24 October 2009

The Books of Brin

In an earlier posting Google Books -A Library to Last Forever I suggested that Google so-founder Sergey Brin had accumulated well over 15,000 real books by the time he was 26. He still has a site up from his Stanford days with them all listed - My Favorite Books - a strange but just about credible collection with a heavy emphasis on SF and fantasy fiction although almost all the world's classics are there from Aeschylus to Xenophon. There's Crowley and Huxley, Le Fanu and Lovecraft, Deepak Chopra, most of the Booker authors and an unusual amount of female writers (some romantic or sword and sorcery) for a mere male to possess. I had a vague suspicion that these were not books read by him or even owned by him. How could the poisonous 'Protocols of the Elders of Zion' be a favourite book, let alone co-exist with Chris Rock's 'The Bitch Factor' ? Through some data mining aided by Google I ascertained that indeed these were not Sergey's books, but part of an early web search project done while he was at Stanford. Below is the garage in nearby Menlo Park where Google was born and where I had imagined he kept these books.

Sergey Brin did not possess 15000 books. In 1996/ 1997 he and 3 other Stanford guys were working on something called 'Dual Iterative Pattern Relation Expansion (DIPRE)'. As they put it
We begin with a small seed set of (author, title) pairs (in tests we used a set of just five pairs). Then we find all occurrences of those books on the Web (an occurrence of a book is the appearance of the title and author in close proximity on the same Web page). From these occurrences we recognize patterns for the citations of books. Then we search the Web for these patterns and find new books. We can then take these books, find all their occurrences, and from those generate more patterns. We can use these new patterns to find more books, and so forth. Eventually, we will obtain a large list of books and patterns for finding them.
They chose 5 books - Isaac Asimov's Robots of Dawn, David Brin's Startide Rising, James Gleick's Chaos: A New Science, Shakespeare's 'Comedy of Errors' and Dickens's 'Great Expectations'. Each book seems significant in hindsight--and it is likely these data miners in the dawn had great expectations. Anyway it was only the two science fiction books which produced usable patterns (3) and after searching 5 million web pages for these two they found 105 patterns…eventually adding the word 'books' they produced 15,527 titles "with very little bogus data." These are the books listed on the web as 'Sergey Brin's favourite books.' Books were useful for establishing the search code as the author and the title are often close together. To a civilian this stuff is mostly impenetrable but it seems what they were doing was laying the foundations for the code used by Google, truly a licence to print money (so much that he is now contemplating launching a space ship...)

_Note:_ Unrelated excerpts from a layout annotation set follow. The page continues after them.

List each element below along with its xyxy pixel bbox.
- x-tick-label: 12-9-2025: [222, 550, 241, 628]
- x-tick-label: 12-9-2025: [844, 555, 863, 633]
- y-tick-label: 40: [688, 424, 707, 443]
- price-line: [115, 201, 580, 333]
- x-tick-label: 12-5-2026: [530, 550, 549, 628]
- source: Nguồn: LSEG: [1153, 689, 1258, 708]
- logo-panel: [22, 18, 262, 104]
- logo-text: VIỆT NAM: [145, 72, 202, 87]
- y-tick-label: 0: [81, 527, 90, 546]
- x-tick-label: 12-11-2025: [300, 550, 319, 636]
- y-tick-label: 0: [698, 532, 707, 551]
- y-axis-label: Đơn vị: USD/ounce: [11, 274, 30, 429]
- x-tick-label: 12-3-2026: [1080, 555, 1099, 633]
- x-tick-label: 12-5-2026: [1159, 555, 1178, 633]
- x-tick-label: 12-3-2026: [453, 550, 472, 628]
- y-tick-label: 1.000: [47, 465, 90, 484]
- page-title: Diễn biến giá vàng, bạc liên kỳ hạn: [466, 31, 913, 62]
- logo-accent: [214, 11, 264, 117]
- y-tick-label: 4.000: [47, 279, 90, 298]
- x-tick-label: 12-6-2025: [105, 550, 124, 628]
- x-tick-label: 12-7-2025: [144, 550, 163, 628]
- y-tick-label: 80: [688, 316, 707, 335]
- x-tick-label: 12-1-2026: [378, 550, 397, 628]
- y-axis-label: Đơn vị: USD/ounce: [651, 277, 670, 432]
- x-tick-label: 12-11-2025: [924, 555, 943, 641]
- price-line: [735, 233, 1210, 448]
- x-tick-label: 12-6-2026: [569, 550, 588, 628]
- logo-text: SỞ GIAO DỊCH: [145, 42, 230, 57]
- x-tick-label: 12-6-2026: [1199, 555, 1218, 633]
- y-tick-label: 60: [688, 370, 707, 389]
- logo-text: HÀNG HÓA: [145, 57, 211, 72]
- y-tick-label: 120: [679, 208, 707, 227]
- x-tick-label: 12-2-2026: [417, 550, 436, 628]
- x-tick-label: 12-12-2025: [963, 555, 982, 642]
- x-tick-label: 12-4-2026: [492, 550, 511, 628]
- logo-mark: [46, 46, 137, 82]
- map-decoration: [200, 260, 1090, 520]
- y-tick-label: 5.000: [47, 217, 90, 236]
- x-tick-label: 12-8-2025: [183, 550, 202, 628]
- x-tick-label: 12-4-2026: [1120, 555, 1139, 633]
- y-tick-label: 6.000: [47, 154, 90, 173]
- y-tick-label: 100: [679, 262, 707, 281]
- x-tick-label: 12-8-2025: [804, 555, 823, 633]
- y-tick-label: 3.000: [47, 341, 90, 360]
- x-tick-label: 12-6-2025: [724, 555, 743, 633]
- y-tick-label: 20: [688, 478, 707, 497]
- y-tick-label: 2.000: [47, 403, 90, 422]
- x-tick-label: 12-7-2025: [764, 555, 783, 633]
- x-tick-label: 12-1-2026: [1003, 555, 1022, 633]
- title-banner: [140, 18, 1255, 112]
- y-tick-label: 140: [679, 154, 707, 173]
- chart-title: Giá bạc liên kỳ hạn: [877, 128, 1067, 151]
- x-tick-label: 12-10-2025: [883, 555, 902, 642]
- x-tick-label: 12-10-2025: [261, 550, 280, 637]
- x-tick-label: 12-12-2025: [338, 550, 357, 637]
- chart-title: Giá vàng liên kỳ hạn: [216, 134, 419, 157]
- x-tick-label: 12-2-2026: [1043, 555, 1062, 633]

Reading this list without knowing the above it had seemed a strange and wondrous bunch of books. He even had a title that someone asked for this morning - D.E. Harding's mystical classic 'On Having No Head.' It is not impossible for a young person to accumulate 15000 books--if he or she buys 30 books a week from age 15 to 25 and has somewhere to put them they can achieve it with ease. Regular attendance at library sales will help. I have seen such collections, the novelist Hanif Kureishi who used to live near our shop in the early 1980s had about 10,000 paperbacks and he was not yet thirty. I knew a teenage dealer with 20000 books in a storage unit in the unpromising London suburb of Neasden. So it was entirely credible Brin, a highly educated student, could have this quantity of books.

I first became suspicious when I came across books on the list by the obscure 90s writer Dollie Radford. I knew her books because recently we bought some of her son's library from a relation-- he had been a minor poet and a fringe Bloomsbury player (that's him below picnicking with handsome Rupert Brooke and RB's inamorata Noel Olivier and Virginia Woolf in a fetching headscarf.) What was Sergey doing reading Dollie? When I googled the pair of them all was explained. He actually mentions Dollie in one of his papers 'Extracting Patterns and Relations from the World Wide Web' -noting that 'one of the most surprising results was finding books which were not listed in major online sources such as 'The Young Gardener's Kalendar by Dollie Radford [Rad04]…'


Bloom's After Noon said...

You mention Hanif Kureishi who I used to see around Hammersmith. Didn't they (Frears etc.,) shoot a scene of his movie "Sammy and Rosie Get Laid" in your shop?

Bookride said...

You're not wrong! Great publicity it was too. Hanif was a keen buyer and a cool guy. I guess Frears must have come along to direct but I don't remember --we'r talking 22 years ago. Thanks. N.